# Mean rooster



## hiscoolness1379 (Jun 23, 2013)

Is there any way to tame a mean rooster without getting spurred


----------



## LittleWings (Jul 15, 2013)

A stick works well. Whatever it takes for you to dominate him and show him who is boss. 
Sometimes it takes a trip to the freezer.
Good luck.


----------



## piglett (Jun 21, 2012)

catch him & use him as a feather duster inside the coop

do it for a good 5 min.

you must do it every time he attacks you



good luck
piglett


----------



## hiscoolness1379 (Jun 23, 2013)

piglett said:


> catch him & use him as a feather duster inside the coop
> 
> do it for a good 5 min.
> 
> ...


Thanks I'll give it a shot


----------



## piglett (Jun 21, 2012)

hiscoolness1379 said:


> Thanks I'll give it a shot


you have to let him know that he is not the one running the show (you are)

put hands on him

holding his face down into the shavings for 5 min. also can work with some roos

once you let him up he looks around sees all his hens

& sort of looses face

only his pride is hurt

but better his pride than his neck


----------



## Jabberwocky (Oct 7, 2013)

Also body language is everything.. You walk with confidence. You do not stop to look around.. If he is going to challenge you. Stop it right there.. A look in the eye is a challenge. After showing him who is boss. You must always walk knowing you are the one in charge. 

Having had aggressive animals over the years. One thing that I have found has always been a constant.

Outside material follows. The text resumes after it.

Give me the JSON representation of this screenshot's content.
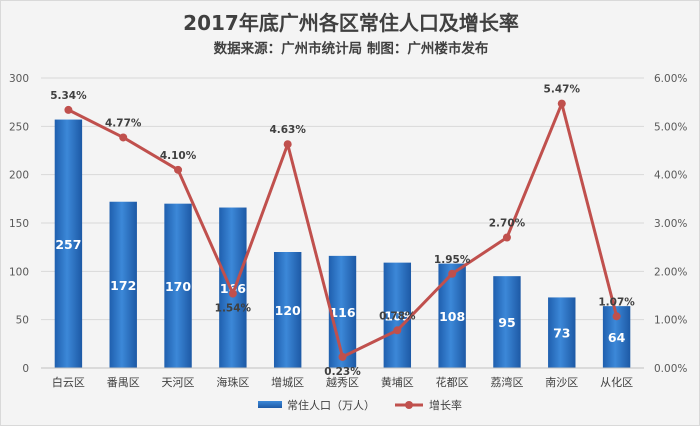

If your body language says you are the one in charge. 9 times out of 10. The animal will respect that perception.. If this Roo is the exception... He might make for a mighty fine meal.


----------



## Dockbum (Jun 8, 2014)

When I was a kid I would just bulldog him into the corner until he dropped fertilizer. That always worked fine for us youngins.


----------



## Micah (Jun 26, 2014)

Hey for a mean rooster you have two options get out the hatchet or use water. When he attacks you move you foot around to draw his attention then grab him carry him to some large water sorce like a pond a pool even a livestock tank. Throw him a good 15-25 feet in and make sure he goes all the way under. When he comes out of there he won't attack you again. It works better if all the hens can watch you dunk him. It may take a couple days to train him. But he will not attack when he's wet.o chickens. Can and will swim. It won't hurt them


----------



## calebthefarmer (Jul 3, 2014)

U can also go to a local feed store and bye gloves there used for training roosters to fight but what they do is push there spurs back and then day by day pick him up and be very gentle to him hope it helps


----------



## Sundancers (Jun 20, 2012)

hiscoolness1379 said:


> Is there any way to tame a mean rooster without getting spurred


 Dinner

..............

A mean roo can and will hurt someone given a chance.


----------



## BroodyBunch (Jun 30, 2014)

Don't step away, step towards him. Also snatch him up every chance you get and hold him like a football for 15 mins longer if he's still flapping like an idiot. Our game fowl Roo eats from my 4 year olds hand, I trust him more than a broody hen!


----------



## powderhogg01 (Jun 4, 2013)

mean roos meet my best friend... my axe. bottom line, feisty is good... but out right mean is not a trait i want to keep around


----------



## TheLazyL (Jun 20, 2012)

A swift kick with the side of my foot that knock him back 10 feet. Only took the one time.


----------



## piglett (Jun 21, 2012)

TheLazyL said:


> A swift kick with the side of my foot that knock him back 10 feet. Only took the one time.


i had 1 big ol' roo come rite at me & my hands were full of eggs.

i had to resort to punting.

lucky for him i only had sneakers on but he went a good 8' back

he came back for seconds (not the smartest roo i ever had)

without the eggs filling my hands i would have risked his spurs

& caught him. It wasn't to be, so a second punt put him in check till

the next time him & I went at it.

he did in time smarten up & stop attacking me.


----------